In July 2005, a case was filed addressing the large-scale problems encountered by voters in Ohio in the 2004 election and preceding elections. The Ohio League of Women Voters, the Toledo League of Women Voters, and twelve Ohio voters alleged that the Governor and Secretary of State of Ohio are overseeing an election system that is grossly unequal and unfair to Ohio voters. After the plaintiffs brought the case, the state moved to dismiss. The District Court denied the motion on equal protection and due process claims. The defendants then appealed to the Sixth Circuit Court of Appeals.
For more than a year, the Sixth Circuit had stayed the defendant Ohio Secretary of State’s appeal while they explored settlement. The lack of progress in settlement discussions led the plaintiffs to request that the stay be lifted and the appeal denying the defendants’ motion to dismiss be resolved. On November 26, 2008, a unanimous panel of the 6th Circuit Court of Appeals affirmed the district’s court denial of defendants’ motions to dismiss with respect to plaintiffs’ equal protection and substantive due process causes of action and also affirmed the denial of the defendants’ motion to dismiss on sovereign immunity grounds. However, the court reversed the district court and dismissed the plaintiffs’ procedural due process claim. This case sets an important circuit court precedent holding that state election officials can be held liable on constitutional grounds for large-scale failures in election administration.
With respect to the equal protection claim, the court held that the standard was “whether the amended complaint pleads facts, if proven, sufficient to establish that defendants arbitrarily deny Ohioans the right based on where they live”, and found that plaintiffs’ complaint satisfied that standard.
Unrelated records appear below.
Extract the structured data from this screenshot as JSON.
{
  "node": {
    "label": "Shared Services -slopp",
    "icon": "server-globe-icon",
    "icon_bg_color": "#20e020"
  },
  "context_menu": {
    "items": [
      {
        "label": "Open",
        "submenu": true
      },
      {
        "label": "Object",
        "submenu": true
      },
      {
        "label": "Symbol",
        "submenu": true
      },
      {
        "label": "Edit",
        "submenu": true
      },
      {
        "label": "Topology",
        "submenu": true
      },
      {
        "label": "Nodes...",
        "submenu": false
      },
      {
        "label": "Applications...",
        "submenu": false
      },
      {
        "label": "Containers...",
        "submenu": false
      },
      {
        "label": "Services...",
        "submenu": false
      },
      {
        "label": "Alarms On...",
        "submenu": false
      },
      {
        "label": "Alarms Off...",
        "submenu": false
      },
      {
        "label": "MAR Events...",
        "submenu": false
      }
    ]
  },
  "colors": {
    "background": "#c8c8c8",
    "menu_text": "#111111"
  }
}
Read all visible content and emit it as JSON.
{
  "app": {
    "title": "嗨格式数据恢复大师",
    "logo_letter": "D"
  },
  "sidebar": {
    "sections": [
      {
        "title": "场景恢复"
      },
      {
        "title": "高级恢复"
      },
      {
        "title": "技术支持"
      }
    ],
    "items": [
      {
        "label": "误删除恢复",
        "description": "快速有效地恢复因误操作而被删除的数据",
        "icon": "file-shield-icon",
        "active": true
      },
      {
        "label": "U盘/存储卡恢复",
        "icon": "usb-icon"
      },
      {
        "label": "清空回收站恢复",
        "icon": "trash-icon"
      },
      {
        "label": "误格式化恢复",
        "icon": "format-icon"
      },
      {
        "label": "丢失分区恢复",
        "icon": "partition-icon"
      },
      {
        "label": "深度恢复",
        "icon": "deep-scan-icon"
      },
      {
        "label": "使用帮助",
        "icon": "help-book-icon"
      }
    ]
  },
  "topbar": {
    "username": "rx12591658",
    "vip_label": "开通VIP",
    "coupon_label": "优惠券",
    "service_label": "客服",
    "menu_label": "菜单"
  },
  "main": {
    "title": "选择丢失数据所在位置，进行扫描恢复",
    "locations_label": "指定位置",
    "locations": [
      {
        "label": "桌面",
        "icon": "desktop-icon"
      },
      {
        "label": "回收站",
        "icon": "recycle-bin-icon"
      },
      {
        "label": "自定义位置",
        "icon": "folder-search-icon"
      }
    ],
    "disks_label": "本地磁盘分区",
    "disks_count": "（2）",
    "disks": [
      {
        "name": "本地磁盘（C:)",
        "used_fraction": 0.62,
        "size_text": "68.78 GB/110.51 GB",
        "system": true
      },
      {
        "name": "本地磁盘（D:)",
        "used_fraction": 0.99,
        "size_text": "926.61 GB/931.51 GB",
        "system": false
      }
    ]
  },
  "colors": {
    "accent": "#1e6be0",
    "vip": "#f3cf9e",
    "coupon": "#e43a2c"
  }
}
Regarding substantive due process, the court held plaintiffs’ allegations, “if true, could support a troubling picture of a system so devoid of standards and procedures as to violate substantive due process.” The court rejected the procedural due process claim because “the League has not alleged a constitutionally protected interest.”
The case was remanded to the district court for discovery, and the outstanding claims were settled on June 19, 2009.